5.7. Summary

You should now understand how Elasticsearch breaks apart a field’s text before indexing or querying.

Text is broken into different tokens, and then filters are applied to create, delete, or modify these tokens:

Analysis is the process of making tokens out of the text in fields of your documents. The same process is applied to your search string in queries such as the match query. A document matches when its tokens match tokens from the search string.

Each field is assigned an analyzer through the mapping. That analyzer can be defined in your Elasticsearch configuration or index settings, or it could be a default analyzer.

Analyzers are processing chains made up by a tokenizer, which can be preceded by one or more char filters and succeeded by one or more token filters.

Char filters are used to process strings before passing them to the tokenizer. For example, you can use the mapping char filter to change “&” to “and.”

Tokenizers are used for breaking strings into multiple tokens. For example, the whitespace tokenizer can be used to make a token out of each word delimited by a space.

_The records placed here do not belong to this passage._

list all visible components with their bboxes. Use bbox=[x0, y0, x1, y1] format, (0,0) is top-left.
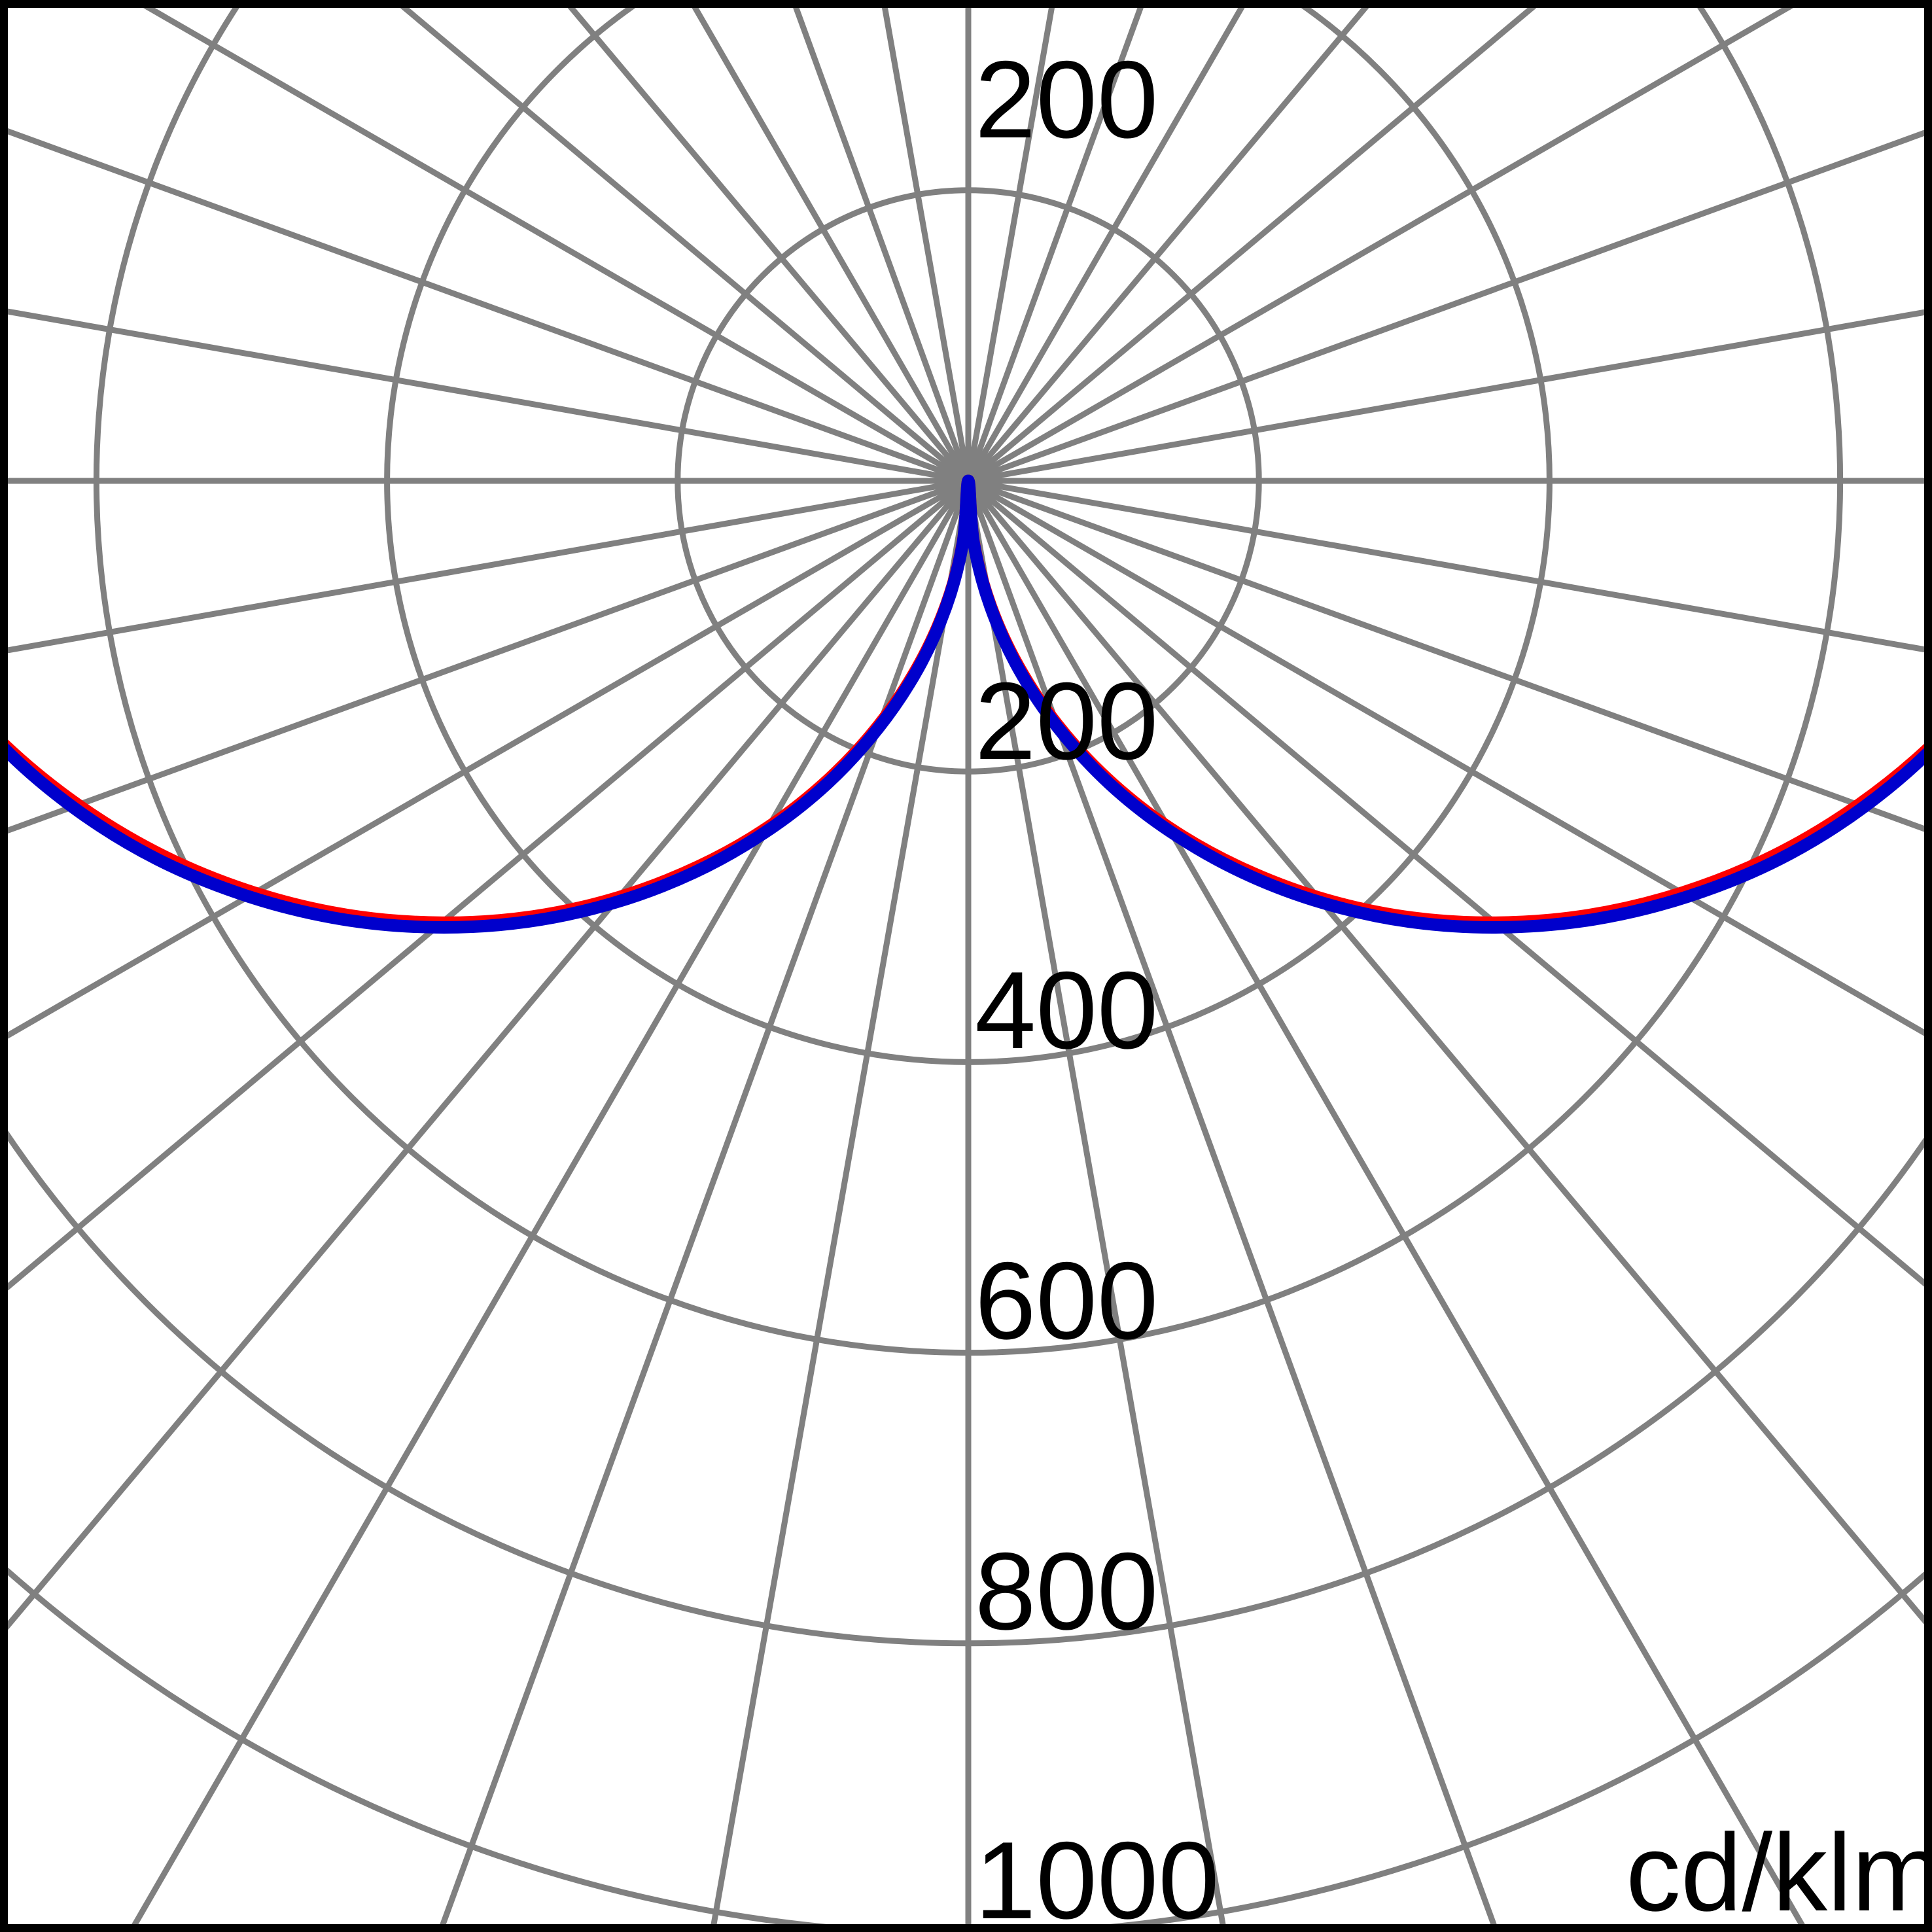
grid-spoke-30 bbox=[966, 479, 1808, 1928]
curve-c90-c270 bbox=[4, 474, 1928, 934]
radial-tick-label-600: 600 bbox=[975, 1239, 1159, 1362]
radial-tick-label-200: 200 bbox=[975, 659, 1159, 782]
grid-spoke-240 bbox=[136, 4, 970, 483]
grid-spoke-230 bbox=[395, 4, 970, 483]
grid-spoke-310 bbox=[4, 478, 970, 1294]
grid-spoke-330 bbox=[129, 479, 971, 1928]
grid-spoke-210 bbox=[689, 4, 971, 483]
grid-spoke-290 bbox=[4, 478, 970, 835]
intensity-curves bbox=[4, 474, 1928, 934]
grid-spoke-260 bbox=[4, 307, 969, 484]
grid-spoke-340 bbox=[438, 480, 972, 1928]
radial-tick-label-top: 200 bbox=[975, 38, 1159, 161]
radial-tick-label-1000: 1000 bbox=[975, 1819, 1220, 1932]
grid-spoke-280 bbox=[4, 478, 969, 654]
grid-spoke-160 bbox=[965, 4, 1146, 482]
grid-spoke-60 bbox=[966, 478, 1928, 1039]
grid-spoke-170 bbox=[965, 4, 1056, 482]
grid-spoke-200 bbox=[791, 4, 972, 482]
grid-spoke-110 bbox=[967, 128, 1928, 484]
grid-spoke-50 bbox=[966, 478, 1928, 1290]
grid-spoke-220 bbox=[564, 4, 971, 483]
grid-spoke-10 bbox=[965, 480, 1227, 1928]
grid-spoke-80 bbox=[968, 478, 1928, 654]
radial-tick-label-800: 800 bbox=[975, 1530, 1159, 1653]
grid-spoke-70 bbox=[967, 478, 1928, 834]
grid-spoke-40 bbox=[966, 479, 1928, 1630]
grid-spoke-120 bbox=[966, 4, 1800, 483]
grid-spoke-20 bbox=[965, 480, 1498, 1928]
grid-spoke-350 bbox=[710, 480, 972, 1928]
grid-spoke-100 bbox=[968, 308, 1928, 484]
grid-spoke-150 bbox=[966, 4, 1248, 483]
grid-spoke-190 bbox=[881, 4, 972, 482]
grid-spoke-140 bbox=[966, 4, 1373, 483]
grid-spoke-320 bbox=[4, 479, 971, 1635]
unit-label: cd/klm bbox=[1626, 1811, 1932, 1932]
grid-spoke-130 bbox=[966, 4, 1541, 483]
radial-tick-label-400: 400 bbox=[975, 949, 1159, 1072]
grid-spoke-250 bbox=[4, 126, 970, 484]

Token filters are used to process tokens coming from the tokenizer. For example, you can use stemming to reduce a word to its root and make your searches work across both plural and singular versions of that word.

Ngram token filters make tokens out of portions of words. For example, you can make a token out of every two consecutive letters. This is useful when you want your searches to work even if the search string contains typos.

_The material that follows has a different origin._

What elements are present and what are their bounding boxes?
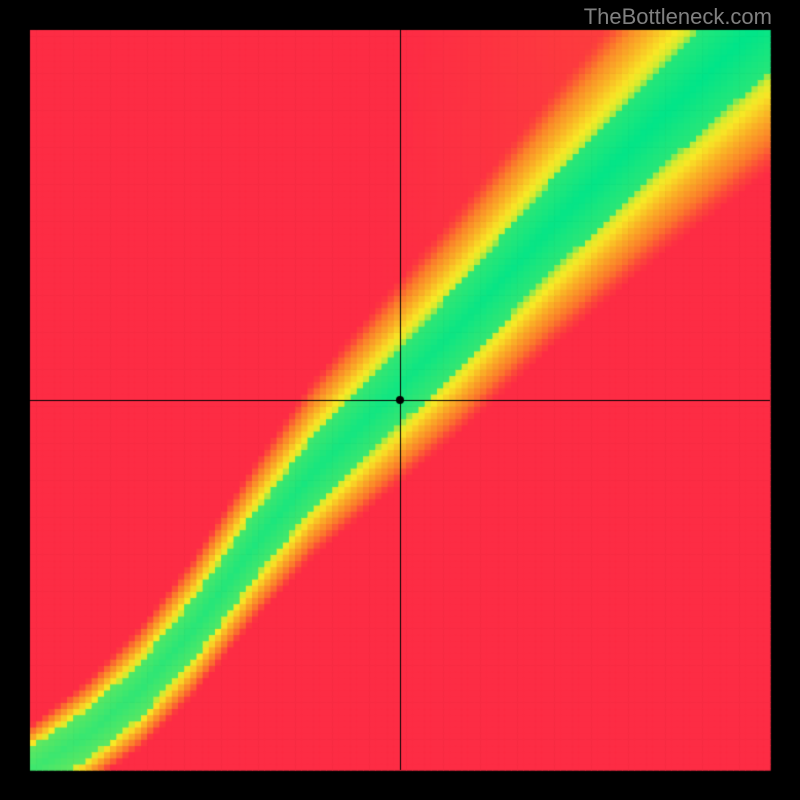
bottleneck-heatmap xyxy=(0,0,800,800)
watermark-text: TheBottleneck.com xyxy=(584,4,772,30)
chart-container: TheBottleneck.com xyxy=(0,0,800,800)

Edge ngrams are like ngrams, but they work only from the beginning or the end of the word. For example, you can take “event” and make e, ev, and eve tokens.

Shingles are like ngrams at the phrase level. For example, you can generate terms out of every two consecutive words from a phrase. This is useful when you want to boost the relevance of multipleword matches, like in the short description of a product. We’ll talk more about relevancy in the next chapter.